Suite de l’attentat à la bombe : les excuses de Worcester étaient réelles – notre réconciliation ne l’est pas

MSN - 20/02
Trente ans après un attentat visant à tuer des Noirs, l'Afrique du Sud peine toujours à décider qui devra supporter le prix de la réconciliation.

La veille de Noël 1996, une bombe a explosé dans un magasin Shoprite à Worcester. Quatre personnes ont été tuées, dont deux enfants, et des dizaines ont été blessées.

L'attaque était délibérée. Il a été conçu pour tuer les acheteurs noirs et métis. Elle a été menée par quatre jeunes hommes façonnés par l’extrémisme d’extrême droite et une théologie déformée qui qualifie la démocratie de trahison et les personnes de couleur d’ennemis.

Pour le pays, c’est devenu une nouvelle entrée dans les archives violentes des années 1990.

Pour les survivants, cela n’est jamais devenu une histoire.

Cette année marque le 30e anniversaire de cette explosion.

Des années plus tard, l'un des auteurs, Stefaans Coetzee, a demandé depuis la prison de rencontrer les victimes.

La plupart ont refusé.

Une personne a dit oui.

Olga Macingwane, blessée dans l'explosion, a accepté de le rencontrer dans un établissement correctionnel de Pretoria. Cette décision a modifié la trajectoire morale d’une ville.

Le courage qui a changé l'histoire

Olga n'y est pas allée parce qu'elle se sentait indulgente. Elle y est allée parce qu'elle voulait des réponses.

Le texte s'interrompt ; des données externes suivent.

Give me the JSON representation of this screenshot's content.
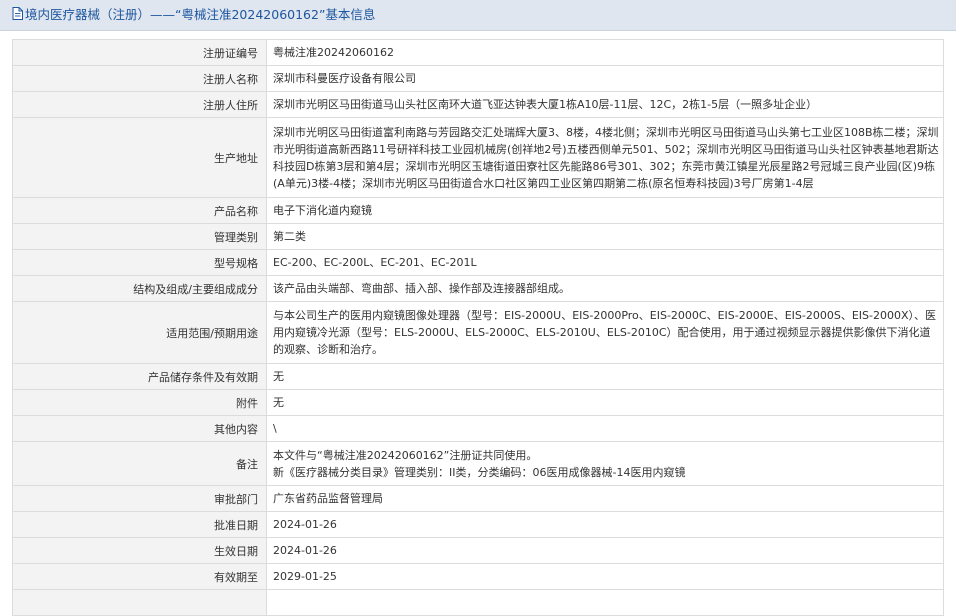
{
  "header": {
    "title": "境内医疗器械（注册）——“粤械注准20242060162”基本信息"
  },
  "rows": [
    {
      "label": "注册证编号",
      "value": "粤械注准20242060162"
    },
    {
      "label": "注册人名称",
      "value": "深圳市科曼医疗设备有限公司"
    },
    {
      "label": "注册人住所",
      "value": "深圳市光明区马田街道马山头社区南环大道飞亚达钟表大厦1栋A10层-11层、12C，2栋1-5层（一照多址企业）"
    },
    {
      "label": "生产地址",
      "value": "深圳市光明区马田街道富利南路与芳园路交汇处瑞辉大厦3、8楼，4楼北侧；深圳市光明区马田街道马山头第七工业区108B栋二楼；深圳市光明街道高新西路11号研祥科技工业园机械房(创祥地2号)五楼西侧单元501、502；深圳市光明区马田街道马山头社区钟表基地君斯达科技园D栋第3层和第4层；深圳市光明区玉塘街道田寮社区先能路86号301、302；东莞市黄江镇星光辰星路2号冠城三良产业园(区)9栋(A单元)3楼-4楼；深圳市光明区马田街道合水口社区第四工业区第四期第二栋(原名恒寿科技园)3号厂房第1-4层"
    },
    {
      "label": "产品名称",
      "value": "电子下消化道内窥镜"
    },
    {
      "label": "管理类别",
      "value": "第二类"
    },
    {
      "label": "型号规格",
      "value": "EC-200、EC-200L、EC-201、EC-201L"
    },
    {
      "label": "结构及组成/主要组成成分",
      "value": "该产品由头端部、弯曲部、插入部、操作部及连接器部组成。"
    },
    {
      "label": "适用范围/预期用途",
      "value": "与本公司生产的医用内窥镜图像处理器（型号：EIS-2000U、EIS-2000Pro、EIS-2000C、EIS-2000E、EIS-2000S、EIS-2000X）、医用内窥镜冷光源（型号：ELS-2000U、ELS-2000C、ELS-2010U、ELS-2010C）配合使用，用于通过视频显示器提供影像供下消化道的观察、诊断和治疗。"
    },
    {
      "label": "产品储存条件及有效期",
      "value": "无"
    },
    {
      "label": "附件",
      "value": "无"
    },
    {
      "label": "其他内容",
      "value": "\\"
    },
    {
      "label": "备注",
      "value": "本文件与“粤械注准20242060162”注册证共同使用。\n新《医疗器械分类目录》管理类别：II类，分类编码：06医用成像器械-14医用内窥镜"
    },
    {
      "label": "审批部门",
      "value": "广东省药品监督管理局"
    },
    {
      "label": "批准日期",
      "value": "2024-01-26"
    },
    {
      "label": "生效日期",
      "value": "2024-01-26"
    },
    {
      "label": "有效期至",
      "value": "2029-01-25"
    },
    {
      "label": "",
      "value": ""
    }
  ]
}
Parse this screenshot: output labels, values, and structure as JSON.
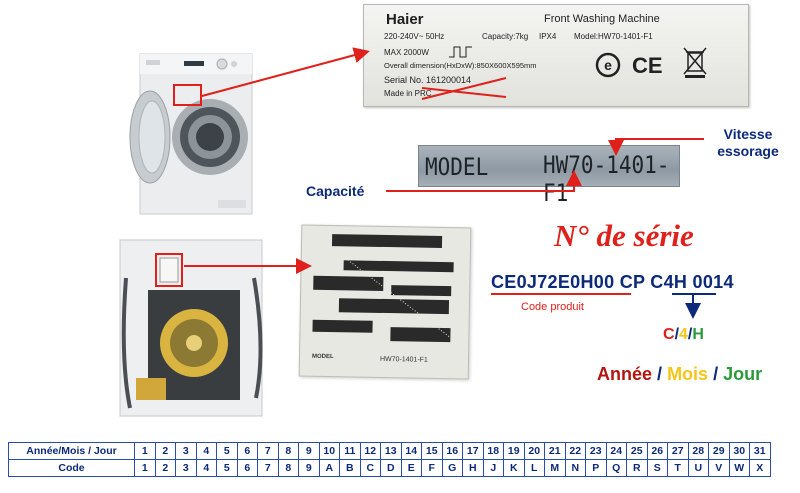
{
  "rating_label": {
    "brand": "Haier",
    "product": "Front Washing Machine",
    "voltage": "220-240V~ 50Hz",
    "capacity": "Capacity:7kg",
    "ipx": "IPX4",
    "model": "Model:HW70-1401-F1",
    "max_power": "MAX  2000W",
    "dimensions": "Overall dimension(HxDxW):850X600X595mm",
    "serial": "Serial No. 161200014",
    "made": "Made in PRC"
  },
  "model_plate": {
    "label": "MODEL",
    "value": "HW70-1401-F1"
  },
  "barcode_label": {
    "footer_label": "MODEL",
    "footer_value": "HW70-1401-F1"
  },
  "callouts": {
    "vitesse": "Vitesse essorage",
    "capacite": "Capacité"
  },
  "serial_section": {
    "heading": "N° de série",
    "code_part1": "CE0J72E0H00",
    "code_part2": "CP",
    "code_part3": "C4H",
    "code_part4": "0014",
    "code_produit": "Code produit",
    "c": "C",
    "four": "4",
    "h": "H",
    "sep": "/",
    "annee": "Année",
    "mois": "Mois",
    "jour": "Jour"
  },
  "colors": {
    "red": "#e0201a",
    "navy": "#0d2a7a",
    "yellow": "#f5c518",
    "green": "#2a9a3c"
  },
  "table": {
    "row1_header": "Année/Mois / Jour",
    "row2_header": "Code",
    "numbers": [
      "1",
      "2",
      "3",
      "4",
      "5",
      "6",
      "7",
      "8",
      "9",
      "10",
      "11",
      "12",
      "13",
      "14",
      "15",
      "16",
      "17",
      "18",
      "19",
      "20",
      "21",
      "22",
      "23",
      "24",
      "25",
      "26",
      "27",
      "28",
      "29",
      "30",
      "31"
    ],
    "codes": [
      "1",
      "2",
      "3",
      "4",
      "5",
      "6",
      "7",
      "8",
      "9",
      "A",
      "B",
      "C",
      "D",
      "E",
      "F",
      "G",
      "H",
      "J",
      "K",
      "L",
      "M",
      "N",
      "P",
      "Q",
      "R",
      "S",
      "T",
      "U",
      "V",
      "W",
      "X"
    ]
  }
}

Le traumatisme laisse des questions inachevées dans le corps :

Pourquoi nous ?

Saviez-vous qu'il y avait des enfants ?

Que croyiez-vous de nous ?

En prison, elle a été reconnue sans excuse. Stefaans a admis son racisme. Il a admis la haine. Il a admis que la bombe était destinée à tuer des personnes de couleur.

Et il avait des remords.

Le remords compte. C'est la charnière entre la vérité et la réconciliation. Sans cela, les excuses sont une stratégie. Avec cela, les exc...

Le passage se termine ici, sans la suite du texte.